Sang Profesor pun mendatangkan amunisi baru dari Ajax Thomas Vermaelen. Sebagai defender muda, pemain asal Belgia itu mengenakan ban kapten Ajax. Di lini tengah dan lini depan, Arsenal dihuni meteor Rusia Andriy Arshavin dan diperkokoh oleh bintang Negeri Kincir Angin Robin van Persie.

Musim ini juga atraktif bagi Theo Walcott karena ajang Piala Dunia jadi imin-iming spesial bagi pemain Inggris itu. Akankah geliat muda masih punya daya untuk mengukuhkan dogma bahwa mencintai yang baik sama dan sebangun dengan berhati emas?

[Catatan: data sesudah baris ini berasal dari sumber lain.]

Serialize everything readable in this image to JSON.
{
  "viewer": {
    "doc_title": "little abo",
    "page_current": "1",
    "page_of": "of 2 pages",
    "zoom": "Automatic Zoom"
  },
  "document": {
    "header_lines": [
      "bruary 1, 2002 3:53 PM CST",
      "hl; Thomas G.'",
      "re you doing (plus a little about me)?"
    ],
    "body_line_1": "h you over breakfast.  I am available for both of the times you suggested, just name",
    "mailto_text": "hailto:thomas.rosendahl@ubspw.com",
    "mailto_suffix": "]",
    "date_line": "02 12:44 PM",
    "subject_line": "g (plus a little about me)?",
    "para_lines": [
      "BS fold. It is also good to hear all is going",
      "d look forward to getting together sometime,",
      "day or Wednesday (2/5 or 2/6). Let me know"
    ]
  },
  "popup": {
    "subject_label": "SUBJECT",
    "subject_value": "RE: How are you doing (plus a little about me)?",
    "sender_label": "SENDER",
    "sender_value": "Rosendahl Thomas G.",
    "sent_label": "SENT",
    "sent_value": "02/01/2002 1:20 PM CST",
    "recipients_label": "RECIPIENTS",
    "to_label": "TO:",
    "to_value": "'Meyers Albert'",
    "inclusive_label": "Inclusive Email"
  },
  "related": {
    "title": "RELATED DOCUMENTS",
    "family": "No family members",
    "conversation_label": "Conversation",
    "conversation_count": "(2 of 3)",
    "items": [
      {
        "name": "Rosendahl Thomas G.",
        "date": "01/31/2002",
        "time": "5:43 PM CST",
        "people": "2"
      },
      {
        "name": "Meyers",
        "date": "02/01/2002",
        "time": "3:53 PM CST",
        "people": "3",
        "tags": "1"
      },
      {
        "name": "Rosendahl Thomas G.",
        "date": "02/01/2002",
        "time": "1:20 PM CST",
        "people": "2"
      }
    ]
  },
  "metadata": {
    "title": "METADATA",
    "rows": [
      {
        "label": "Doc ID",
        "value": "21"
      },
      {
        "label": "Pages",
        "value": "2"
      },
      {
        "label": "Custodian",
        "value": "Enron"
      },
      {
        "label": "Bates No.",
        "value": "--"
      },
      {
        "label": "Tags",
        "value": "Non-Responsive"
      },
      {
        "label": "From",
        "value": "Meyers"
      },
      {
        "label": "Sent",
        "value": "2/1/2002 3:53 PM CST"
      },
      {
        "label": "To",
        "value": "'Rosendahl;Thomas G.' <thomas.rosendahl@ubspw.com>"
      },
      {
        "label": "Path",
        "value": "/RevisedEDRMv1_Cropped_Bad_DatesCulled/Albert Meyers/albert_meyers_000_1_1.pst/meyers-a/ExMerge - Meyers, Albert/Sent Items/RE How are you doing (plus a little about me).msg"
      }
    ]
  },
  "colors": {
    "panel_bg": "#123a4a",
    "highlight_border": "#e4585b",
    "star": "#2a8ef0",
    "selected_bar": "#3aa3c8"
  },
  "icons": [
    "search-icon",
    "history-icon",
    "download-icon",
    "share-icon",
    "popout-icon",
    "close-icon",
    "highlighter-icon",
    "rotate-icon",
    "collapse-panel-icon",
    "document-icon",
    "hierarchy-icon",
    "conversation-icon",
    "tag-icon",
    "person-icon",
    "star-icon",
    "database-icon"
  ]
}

Proklamasi hati Arsenal berselimutkan pertanyaan mendasar bahwa inti kekalahan hanyalah kedangkalan orang yang tidak mau berpikir.

Bukankah filsuf Hannah Arendt mengatakan, berpikir memaksa orang untuk mempertanyakan "apakah keberanian", "apakah kebohongan". Ketika seseorang tidak berpikir, ia tidak lagi mampu bertindak atas kemauannya. Ia ikuti saja aturan yang disodorkan, betapa pun jahat aturan itu. Ini proklamasi hati dari The Big Four.(*)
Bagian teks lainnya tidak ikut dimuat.